In the southeastern USA, where they get a lot of tropical storms, there’s more need for forecasters to communicate uncertainty and also more opportunity for the public to get to understand what the forecasters mean.  There’s scientific research into getting better forecasts, but also into explaining them better. Here’s a good article at Scientific American

Here’s an example (research page):


On the left is the ‘cone’ graphic currently used by the National Hurricane Center. The idea is that the current forecast puts the eye of the hurricane on the black line, but it could reasonably be anywhere in the cone. It’s like the little blue GPS uncertainty circles for maps on your phone — except that it also could give the impression of the storm growing in size.  On the right is a new proposal, where the blue lines show a random sample of possible hurricane tracks taking the uncertainty into account — but not giving any idea of the area of damage around each track.
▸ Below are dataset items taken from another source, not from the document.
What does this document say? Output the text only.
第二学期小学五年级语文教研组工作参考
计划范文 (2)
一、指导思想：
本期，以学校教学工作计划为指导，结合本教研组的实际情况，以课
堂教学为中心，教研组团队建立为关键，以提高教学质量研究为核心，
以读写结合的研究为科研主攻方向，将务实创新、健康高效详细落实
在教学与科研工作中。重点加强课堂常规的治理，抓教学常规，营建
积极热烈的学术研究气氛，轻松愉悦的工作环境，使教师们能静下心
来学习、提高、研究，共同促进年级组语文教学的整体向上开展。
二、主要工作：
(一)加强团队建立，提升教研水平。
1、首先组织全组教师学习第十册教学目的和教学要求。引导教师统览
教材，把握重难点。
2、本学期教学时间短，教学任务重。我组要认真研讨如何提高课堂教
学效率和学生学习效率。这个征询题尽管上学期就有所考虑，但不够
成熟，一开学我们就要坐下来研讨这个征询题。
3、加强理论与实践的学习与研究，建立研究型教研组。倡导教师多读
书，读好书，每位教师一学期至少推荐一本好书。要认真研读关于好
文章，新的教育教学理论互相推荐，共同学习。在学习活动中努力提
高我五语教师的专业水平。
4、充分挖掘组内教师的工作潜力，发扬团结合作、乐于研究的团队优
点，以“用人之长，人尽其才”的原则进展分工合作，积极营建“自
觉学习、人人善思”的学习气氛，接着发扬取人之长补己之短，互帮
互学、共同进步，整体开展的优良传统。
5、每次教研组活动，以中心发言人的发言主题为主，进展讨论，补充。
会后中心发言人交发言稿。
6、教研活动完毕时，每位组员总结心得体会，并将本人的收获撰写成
There’s also uncertainty in the predicted rainfall.  NIWA gave us maps of the current best-guess predictions, but no idea of uncertainty.  The US National Weather Service has a new experimental idea: instead of giving maps of the best-guess amount, give maps of the lower and upper estimates, titled: “Expect at least this much” and “Potential for this much”.
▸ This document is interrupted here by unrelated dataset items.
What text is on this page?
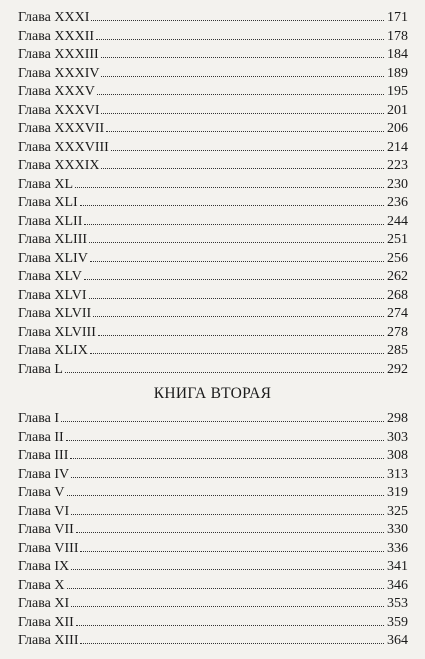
Глава XXXI	171
Глава XXXII	178
Глава XXXIII	184
Глава XXXIV	189
Глава XXXV	195
Глава XXXVI	201
Глава XXXVII	206
Глава XXXVIII	214
Глава XXXIX	223
Глава XL	230
Глава XLI	236
Глава XLII	244
Глава XLIII	251
Глава XLIV	256
Глава XLV	262
Глава XLVI	268
Глава XLVII	274
Глава XLVIII	278
Глава XLIX	285
Глава L	292
КНИГА ВТОРАЯ
Глава I	298
Глава II	303
Глава III	308
Глава IV	313
Глава V	319
Глава VI	325
Глава VII	330
Глава VIII	336
Глава IX	341
Глава X	346
Глава XI	353
Глава XII	359
Глава XIII	364
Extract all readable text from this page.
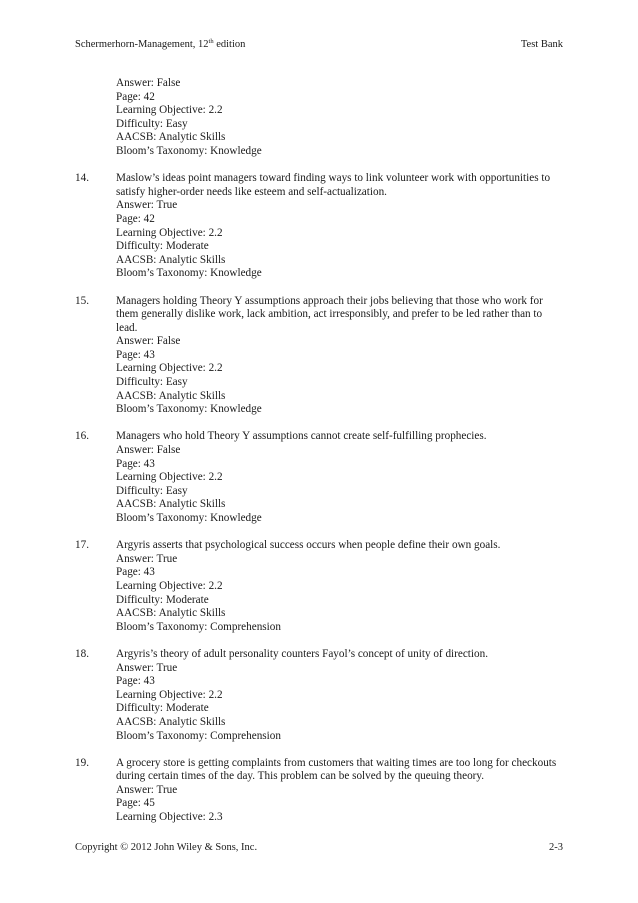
Schermerhorn-Management, 12th edition	Test Bank
Answer: False
Page: 42
Learning Objective: 2.2
Difficulty: Easy
AACSB: Analytic Skills
Bloom’s Taxonomy: Knowledge
14.	Maslow’s ideas point managers toward finding ways to link volunteer work with opportunities to satisfy higher-order needs like esteem and self-actualization.
Answer: True
Page: 42
Learning Objective: 2.2
Difficulty: Moderate
AACSB: Analytic Skills
Bloom’s Taxonomy: Knowledge
15.	Managers holding Theory Y assumptions approach their jobs believing that those who work for them generally dislike work, lack ambition, act irresponsibly, and prefer to be led rather than to lead.
Answer: False
Page: 43
Learning Objective: 2.2
Difficulty: Easy
AACSB: Analytic Skills
Bloom’s Taxonomy: Knowledge
16.	Managers who hold Theory Y assumptions cannot create self-fulfilling prophecies.
Answer: False
Page: 43
Learning Objective: 2.2
Difficulty: Easy
AACSB: Analytic Skills
Bloom’s Taxonomy: Knowledge
17.	Argyris asserts that psychological success occurs when people define their own goals.
Answer: True
Page: 43
Learning Objective: 2.2
Difficulty: Moderate
AACSB: Analytic Skills
Bloom’s Taxonomy: Comprehension
18.	Argyris’s theory of adult personality counters Fayol’s concept of unity of direction.
Answer: True
Page: 43
Learning Objective: 2.2
Difficulty: Moderate
AACSB: Analytic Skills
Bloom’s Taxonomy: Comprehension
19.	A grocery store is getting complaints from customers that waiting times are too long for checkouts during certain times of the day. This problem can be solved by the queuing theory.
Answer: True
Page: 45
Learning Objective: 2.3
Copyright © 2012 John Wiley & Sons, Inc.	2-3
In New Zealand, uncertainty in rainfall amount would be a good place to start, since it’s relevant a lot more often than cyclone tracks.

Update: I’m told that the Met Service do produce cyclone track forecasts with uncertainty, so we need to get better at using them.  It’s still likely more useful to experiment with rainfall uncertainty displays, since we get heavy rain a lot more often than cyclones. 

April 3, 2017

The recently ex-kids are ok

The New York Times had a story last week with the headline “Do Millennial Men Want Stay-at-Home Wives?”, and this depressing graphnyt

But, the graph doesn’t have any uncertainty indications, and while the General Social Survey is well-designed, that’s a pretty small age group (and also, an idiosyncratic definition of ‘millennial’)

So, I looked up the data and drew a graph with confidence intervals (full code here)


See the last point? The 2016 data have recently been released. Adding a year of data and uncertainty indications makes it clear there’s less support for the conclusion that it looked.

Other people did similar things: Emily Beam has a long post  including some context

The Pepin and Cotter piece, in fact, presents two additional figures in direct contrast with the garbage millennial theory – in Monitoring the Future, millennial men’s support for women in the public sphere has plateaued, not fallen; and attitudes about women working have continued to improve, not worsen. Their conclusion is, therefore, that they find some evidence of a move away from gender equality – a nuance that’s since been lost in the discussion of their work.

and Kieran Healy tweeted


As a rule if you see survey data (especially on a small subset of the population) without any uncertainty displayed, be suspicious.

Also, it’s impressive how easy these sorts of analysis are with modern technology. They used to require serious computing, expensive software, and potentially some work to access the data.  I did mine in an airport: commodity laptop, free WiFi, free software, user-friendly open-data archive.   One reason that basic statistics training has become much more useful in the past few decades is that so many of the other barriers to DIY analysis have been removed.